Par un arrêt n° 17LY02016 du 21 février 2019, la cour administrative d'appel de Lyon a, sur appel de M. D..., annulé ce jugement et la décision du CIVEN puis enjoint à celui-ci de réexaminer la demande d'indemnisation de l'intéressé.
Par un pourvoi, enregistré le 8 avril 2019 au secrétariat du contentieux du Conseil d'Etat, le CIVEN demande au Conseil d'Etat :
1°) d'annuler cet arrêt ;
2°) réglant l'affaire au fond, de rejeter l'appel de M. D....

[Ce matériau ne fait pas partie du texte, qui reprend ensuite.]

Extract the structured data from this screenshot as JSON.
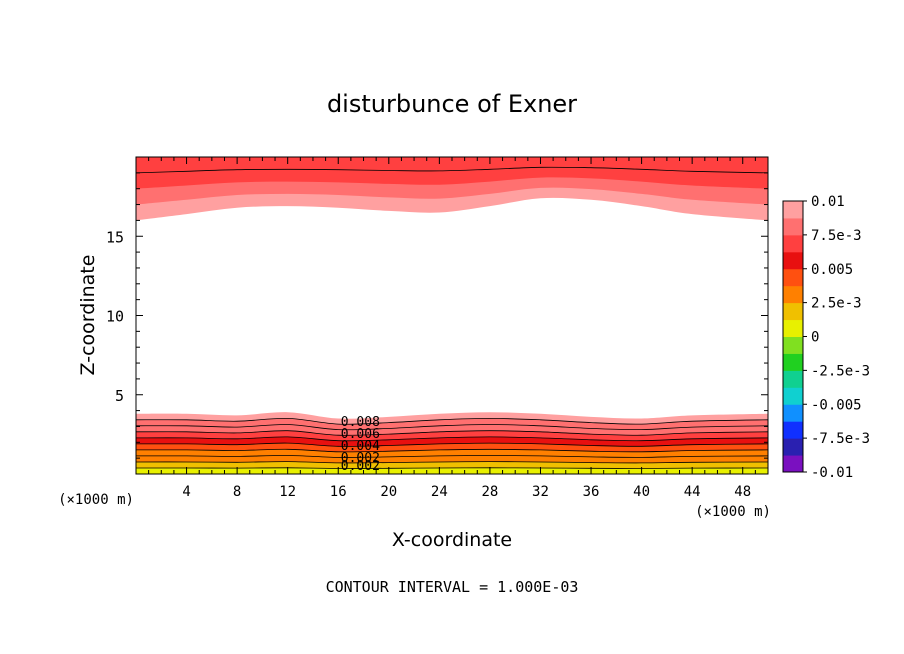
{
  "chart_data": {
    "type": "contour",
    "title": "disturbunce of Exner",
    "xlabel": "X-coordinate",
    "ylabel": "Z-coordinate",
    "x_unit_left": "(×1000 m)",
    "x_unit_right": "(×1000 m)",
    "xlim": [
      0,
      50
    ],
    "ylim": [
      0,
      20
    ],
    "x_ticks": [
      4,
      8,
      12,
      16,
      20,
      24,
      28,
      32,
      36,
      40,
      44,
      48
    ],
    "x_tick_labels": [
      "4",
      "8",
      "12",
      "16",
      "20",
      "24",
      "28",
      "32",
      "36",
      "40",
      "44",
      "48"
    ],
    "y_ticks": [
      5,
      10,
      15
    ],
    "y_tick_labels": [
      "5",
      "10",
      "15"
    ],
    "footer": "CONTOUR INTERVAL = 1.000E-03",
    "contour_interval": 0.001,
    "contour_labels": [
      "0.008",
      "0.006",
      "0.004",
      "0.002",
      "0.002"
    ],
    "colorbar": {
      "min": -0.01,
      "max": 0.01,
      "tick_labels": [
        "0.01",
        "7.5e-3",
        "0.005",
        "2.5e-3",
        "0",
        "-2.5e-3",
        "-0.005",
        "-7.5e-3",
        "-0.01"
      ],
      "colors": [
        "#7a10c0",
        "#2a20b0",
        "#1030ff",
        "#1090ff",
        "#10d0d0",
        "#10d090",
        "#20d020",
        "#80e020",
        "#e8f000",
        "#f0c000",
        "#ff8000",
        "#ff5010",
        "#e81010",
        "#ff4040",
        "#ff7070",
        "#ffa0a0"
      ]
    },
    "bottom_layer_levels": [
      0.0,
      0.001,
      0.002,
      0.003,
      0.004,
      0.005,
      0.006,
      0.007,
      0.008,
      0.009
    ],
    "bottom_layer_top_z": [
      3.8,
      3.8,
      3.7,
      3.9,
      3.5,
      3.6,
      3.8,
      3.9,
      3.8,
      3.6,
      3.5,
      3.7,
      3.8
    ],
    "top_layer_bottom_z": [
      16.0,
      16.4,
      16.8,
      16.9,
      16.8,
      16.6,
      16.5,
      16.9,
      17.4,
      17.3,
      16.9,
      16.4,
      16.0
    ],
    "profile_x": [
      0,
      4,
      8,
      12,
      16,
      20,
      24,
      28,
      32,
      36,
      40,
      44,
      50
    ]
  }
}
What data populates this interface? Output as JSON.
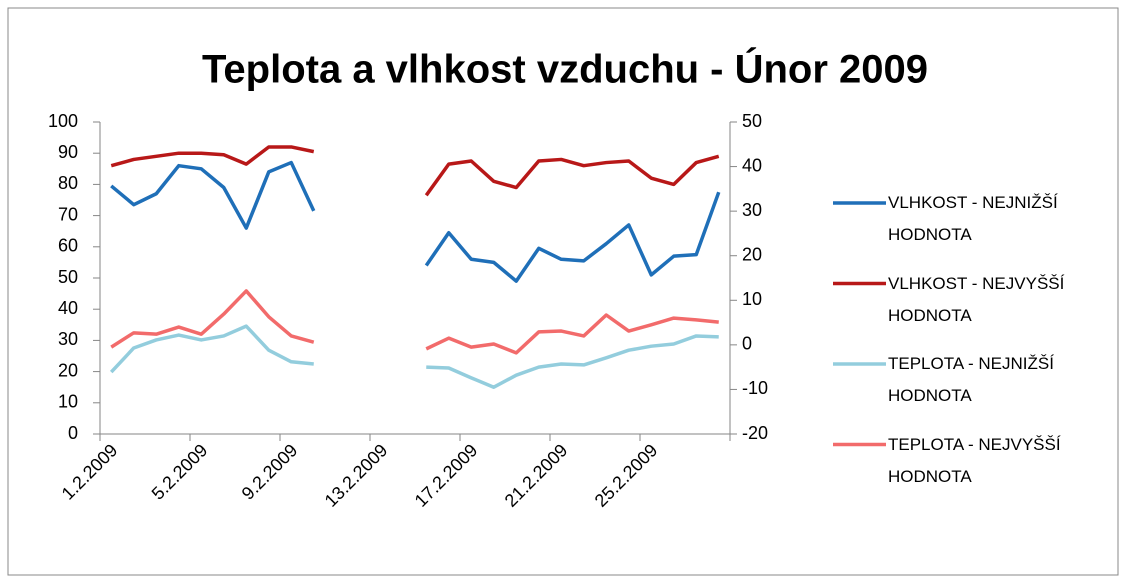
{
  "chart_data": {
    "type": "line",
    "title": "Teplota a vlhkost vzduchu - Únor 2009",
    "categories": [
      "1.2.2009",
      null,
      null,
      null,
      "5.2.2009",
      null,
      null,
      null,
      "9.2.2009",
      null,
      null,
      null,
      "13.2.2009",
      null,
      null,
      null,
      "17.2.2009",
      null,
      null,
      null,
      "21.2.2009",
      null,
      null,
      null,
      "25.2.2009",
      null,
      null,
      null
    ],
    "series": [
      {
        "name": "VLHKOST - NEJNIŽŠÍ HODNOTA",
        "color": "#1f6fb8",
        "values": [
          79.5,
          73.5,
          77,
          86,
          85,
          79,
          66,
          84,
          87,
          71.5,
          null,
          null,
          null,
          null,
          54,
          64.5,
          56,
          55,
          49,
          59.5,
          56,
          55.5,
          61,
          67,
          51,
          57,
          57.5,
          77.5
        ]
      },
      {
        "name": "VLHKOST - NEJVYŠŠÍ HODNOTA",
        "color": "#b81818",
        "values": [
          86,
          88,
          89,
          90,
          90,
          89.5,
          86.5,
          92,
          92,
          90.5,
          null,
          null,
          null,
          null,
          76.5,
          86.5,
          87.5,
          81,
          79,
          87.5,
          88,
          86,
          87,
          87.5,
          82,
          80,
          87,
          89
        ]
      },
      {
        "name": "TEPLOTA - NEJNIŽŠÍ HODNOTA",
        "color": "#93cddd",
        "axis": "y2",
        "values": [
          -6.1,
          -0.7,
          1.1,
          2.2,
          1.1,
          2.0,
          4.2,
          -1.2,
          -3.8,
          -4.3,
          null,
          null,
          null,
          null,
          -5,
          -5.2,
          -7.4,
          -9.5,
          -6.8,
          -5,
          -4.3,
          -4.5,
          -2.9,
          -1.2,
          -0.3,
          0.2,
          2.0,
          1.8
        ]
      },
      {
        "name": "TEPLOTA - NEJVYŠŠÍ HODNOTA",
        "color": "#f26b6b",
        "axis": "y2",
        "values": [
          -0.5,
          2.7,
          2.4,
          4.0,
          2.4,
          6.9,
          12.1,
          6.3,
          2.0,
          0.6,
          null,
          null,
          null,
          null,
          -0.9,
          1.5,
          -0.5,
          0.2,
          -1.8,
          2.9,
          3.1,
          2.0,
          6.7,
          3.1,
          4.5,
          6.0,
          5.6,
          5.1
        ]
      }
    ],
    "ylim": [
      0,
      100
    ],
    "yticks": [
      0,
      10,
      20,
      30,
      40,
      50,
      60,
      70,
      80,
      90,
      100
    ],
    "y2lim": [
      -20,
      50
    ],
    "y2ticks": [
      -20,
      -10,
      0,
      10,
      20,
      30,
      40,
      50
    ],
    "grid": false,
    "legend": "right"
  }
}
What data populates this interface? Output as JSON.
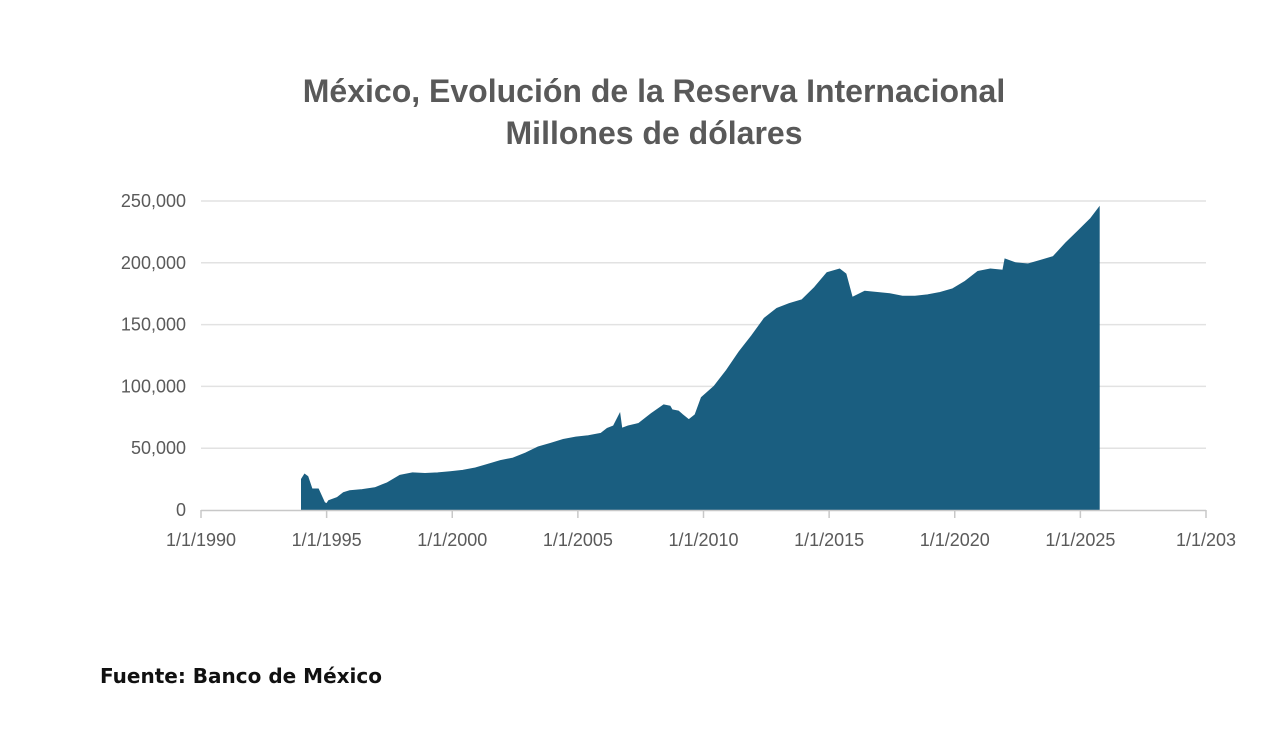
{
  "chart_data": {
    "type": "area",
    "title": "México, Evolución de la Reserva Internacional",
    "subtitle": "Millones de dólares",
    "xlabel": "",
    "ylabel": "",
    "x_ticks": [
      "1/1/1990",
      "1/1/1995",
      "1/1/2000",
      "1/1/2005",
      "1/1/2010",
      "1/1/2015",
      "1/1/2020",
      "1/1/2025",
      "1/1/203"
    ],
    "xlim": [
      "1990-01-01",
      "2030-01-01"
    ],
    "y_ticks": [
      "0",
      "50,000",
      "100,000",
      "150,000",
      "200,000",
      "250,000"
    ],
    "ylim": [
      0,
      250000
    ],
    "grid": true,
    "legend": "none",
    "series": [
      {
        "color": "#1a5e80",
        "x": [
          "1994-01-01",
          "1994-02-15",
          "1994-04-01",
          "1994-06-01",
          "1994-09-01",
          "1994-12-01",
          "1995-01-01",
          "1995-02-01",
          "1995-06-01",
          "1995-09-01",
          "1995-12-01",
          "1996-06-01",
          "1996-12-01",
          "1997-06-01",
          "1997-12-01",
          "1998-06-01",
          "1998-12-01",
          "1999-06-01",
          "1999-12-01",
          "2000-06-01",
          "2000-12-01",
          "2001-06-01",
          "2001-12-01",
          "2002-06-01",
          "2002-12-01",
          "2003-06-01",
          "2003-12-01",
          "2004-06-01",
          "2004-12-01",
          "2005-06-01",
          "2005-12-01",
          "2006-03-01",
          "2006-06-01",
          "2006-09-01",
          "2006-10-01",
          "2007-01-01",
          "2007-06-01",
          "2007-12-01",
          "2008-06-01",
          "2008-09-01",
          "2008-10-01",
          "2009-01-01",
          "2009-03-01",
          "2009-06-01",
          "2009-09-01",
          "2009-12-01",
          "2010-06-01",
          "2010-12-01",
          "2011-06-01",
          "2011-12-01",
          "2012-06-01",
          "2012-12-01",
          "2013-06-01",
          "2013-12-01",
          "2014-06-01",
          "2014-12-01",
          "2015-06-01",
          "2015-09-01",
          "2015-12-01",
          "2016-06-01",
          "2016-12-01",
          "2017-06-01",
          "2017-12-01",
          "2018-06-01",
          "2018-12-01",
          "2019-06-01",
          "2019-12-01",
          "2020-06-01",
          "2020-12-01",
          "2021-06-01",
          "2021-12-01",
          "2022-01-01",
          "2022-06-01",
          "2022-12-01",
          "2023-06-01",
          "2023-12-01",
          "2024-06-01",
          "2024-12-01",
          "2025-06-01",
          "2025-10-01"
        ],
        "y": [
          25000,
          29000,
          27000,
          17000,
          17000,
          6000,
          5000,
          7500,
          10000,
          14000,
          15500,
          16500,
          18000,
          22000,
          28000,
          30000,
          29500,
          30000,
          31000,
          32000,
          34000,
          37000,
          40000,
          42000,
          46000,
          51000,
          54000,
          57000,
          59000,
          60000,
          62000,
          66000,
          68000,
          78000,
          66000,
          68000,
          70000,
          78000,
          85000,
          84000,
          81000,
          80000,
          77000,
          73000,
          77000,
          91000,
          100000,
          113000,
          128000,
          141000,
          155000,
          163000,
          167000,
          170000,
          180000,
          192000,
          195000,
          191000,
          172000,
          177000,
          176000,
          175000,
          173000,
          173000,
          174000,
          176000,
          179000,
          185000,
          193000,
          195000,
          194000,
          203000,
          200000,
          199000,
          202000,
          205000,
          216000,
          226000,
          236000,
          245000
        ]
      }
    ]
  },
  "source": "Fuente: Banco de México"
}
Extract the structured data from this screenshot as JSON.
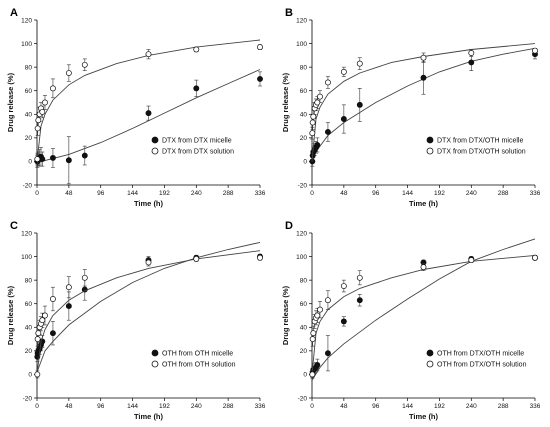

Vu les autres pièces du dossier ;
Vu :
- le code de la santé publique ;
- la loi n° 2010-2 du 5 janvier 2010 ;
- la loi n° 2017-256 du 28 février 2017 ;
- la loi n° 2018-1317 du 28 décembre 2018 ;
- le décret n° 2014-1049 du 15 septembre 2014 ;
- le code de justice administrative ;
Après avoir entendu en séance publique :
- le rapport de Mme A... C..., auditrice,
- les conclusions de M. Gilles Pellissier, rapporteur public ;
Considérant ce qui suit :
1. Il ressort des pièces du dossier soumis aux juges du fond que, par une décision du 19 janvier 2016, le comité d'indemnisation des victimes des essais nucléaires (CIVEN) a rejeté la demande de M. D... d'indemnisation des conséquences dommageables de la maladie dont il est atteint. Par un jugement du 20 mars 2017, le tribunal administratif de Dijon a rejeté sa demande tendant à l'annulation de cette décision et à la condamnation de l'Etat à l'indemniser. Le CIVEN se pourvoit en cassation contre l'arrêt du 21 février 2019 par lequel la cour administrative d'appel de Lyon a annulé ce jugement et lui a enjoint de proposer une indemnisation à M. D....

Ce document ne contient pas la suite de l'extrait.